Les smartphones peuvent être piratés via leur module wifi
Des failles
dans les modules Wi-Fi de Broadcom, qui sont les plus utilisés, permet à un
attaquant de prendre le contrôle d’un smartphone ni vu ni connu. Il lui suffit
simplement d’être à proximité de la cible.
Si vous avez
un smartphone, il est probable qu’il soit équipé d’un module Wi-Fi de
marque Broadcom, qui est le principal fournisseur dans ce domaine. Ses modules
se trouvent notamment dans les iPhone et les iPad d’Apple, les
Nexus/Pixel de Google, dans la plupart des smartphones haut de gamme de Samsung
et dans beaucoup d’autres modèles sous Android.
Le problème,
c’est qu’un chercheur en sécurité de Google Project Zero, Gal Beniamini, vient
de dévoiler une sérieuse faille sur les modules Wi-Fi Broadcom, permettant de
pirater à distance le terminal et d’en prendre totalement le contrôle, sans
qu’aucune action de l’utilisateur ne soit requise. Il suffit que l’attaquant se
trouve à proximité et que le Wi-Fi du smartphone soit activé.
L’attaque se
déroule en deux étapes. Dans un premier temps, l’attaquant va créer des trames
piégées de type TDLS (Tunneled Direct Link Setup), un protocole Wi-Fi qui
permet de d’interconnecter deux appareils sans passer par un point d’accès.

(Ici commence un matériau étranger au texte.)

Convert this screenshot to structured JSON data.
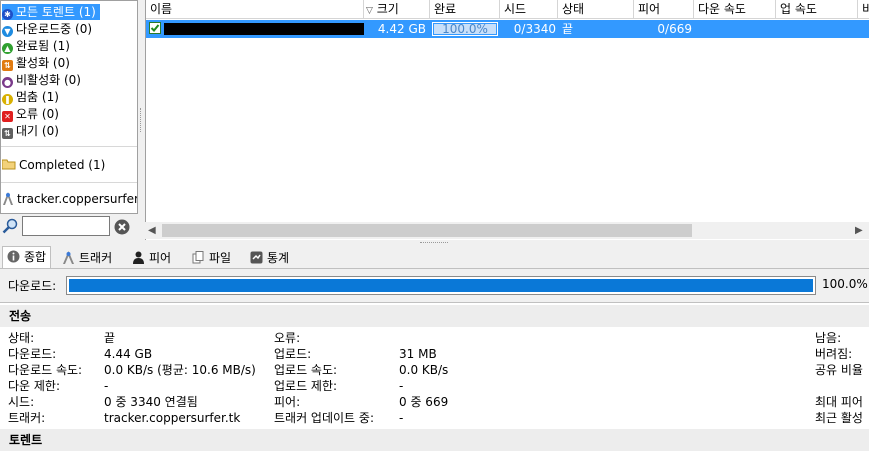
{
  "sidebar": {
    "items": [
      {
        "label": "모든 토렌트 (1)",
        "icon": "all-icon",
        "color": "#1e4fc8"
      },
      {
        "label": "다운로드중 (0)",
        "icon": "download-icon",
        "color": "#1e8be0"
      },
      {
        "label": "완료됨 (1)",
        "icon": "seed-icon",
        "color": "#30a030"
      },
      {
        "label": "활성화 (0)",
        "icon": "active-icon",
        "color": "#e07a10"
      },
      {
        "label": "비활성화 (0)",
        "icon": "inactive-icon",
        "color": "#7a3a8a"
      },
      {
        "label": "멈춤 (1)",
        "icon": "pause-icon",
        "color": "#d8b000"
      },
      {
        "label": "오류 (0)",
        "icon": "error-icon",
        "color": "#e02020"
      },
      {
        "label": "대기 (0)",
        "icon": "queue-icon",
        "color": "#606060"
      }
    ],
    "label_completed": "Completed (1)",
    "tracker": "tracker.coppersurfer"
  },
  "filter": {
    "placeholder": ""
  },
  "list": {
    "columns": [
      "이름",
      "크기",
      "완료",
      "시드",
      "상태",
      "피어",
      "다운 속도",
      "업 속도",
      "비"
    ],
    "row": {
      "name": "",
      "size": "4.42 GB",
      "done": "100.0%",
      "done_fraction": 1.0,
      "seeds": "0/3340",
      "status": "끝",
      "peers": "0/669"
    }
  },
  "tabs": [
    "종합",
    "트래커",
    "피어",
    "파일",
    "통계"
  ],
  "download": {
    "label": "다운로드:",
    "percent": "100.0%",
    "fraction": 1.0
  },
  "details": {
    "section_transfer": "전송",
    "section_next": "토렌트",
    "col1": {
      "labels": [
        "상태:",
        "다운로드:",
        "다운로드 속도:",
        "다운 제한:",
        "시드:",
        "트래커:"
      ],
      "values": [
        "끝",
        "4.44 GB",
        "0.0 KB/s (평균: 10.6 MB/s)",
        "-",
        "0 중 3340 연결됨",
        "tracker.coppersurfer.tk"
      ]
    },
    "col2": {
      "labels": [
        "오류:",
        "업로드:",
        "업로드 속도:",
        "업로드 제한:",
        "피어:",
        "트래커 업데이트 중:"
      ],
      "values": [
        "",
        "31 MB",
        "0.0 KB/s",
        "-",
        "0 중 669",
        "-"
      ]
    },
    "col3": {
      "labels": [
        "남음:",
        "버려짐:",
        "공유 비율",
        "",
        "최대 피어",
        "최근 활성"
      ]
    }
  },
  "colors": {
    "selection": "#3399ff",
    "progress": "#0a78d7"
  }
}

Ces
trames piégées vont exploiter une faille dans l’implémentation de la pile
protocolaire et permettre à l’attaquant d’exécuter du code dans le module
Broadcom. Gal Beniamini a détaillé cette première partie de l’attaque dans une
longue note de blog.
Dans un
second temps, l’attaquant va pouvoir exploiter une autre faille dans le module
Wi-Fi pour élever ses privilèges et accéder au système d’exploitation. Cette
partie n’a pas encore été détaillée par le chercheur, mais cela ne saurait
tarder.
Apple et Google ont diffusé un correctif
Avant de
publier toutes ces informations, Gal Beniamini a évidemment alerté Broadcom
qui, depuis, a colmaté ces brèches. Il estime d’ailleurs que le fournisseur a
été « incroyablement réactif et prévenant ». Les patches
Broadcom ont d’ores et déjà été répercutés par Apple qui a publié, il y a
quelques jours, une mise à jour urgente de son système iOS (10.3.1). Google a
également publié un patch à l’occasion du Security
Bulletin d’Android d’avril qui est diffusé automatiquement sur ses
terminaux Nexus/Pixel.
Mais pour
l’instant, la faille existe toujours dans les terminaux Samsung et chez les
autres fournisseurs de smartphones Android. Espérons que ces constructeurs
diffuseront rapidement un correctif, étant donné la criticité de cette attaque.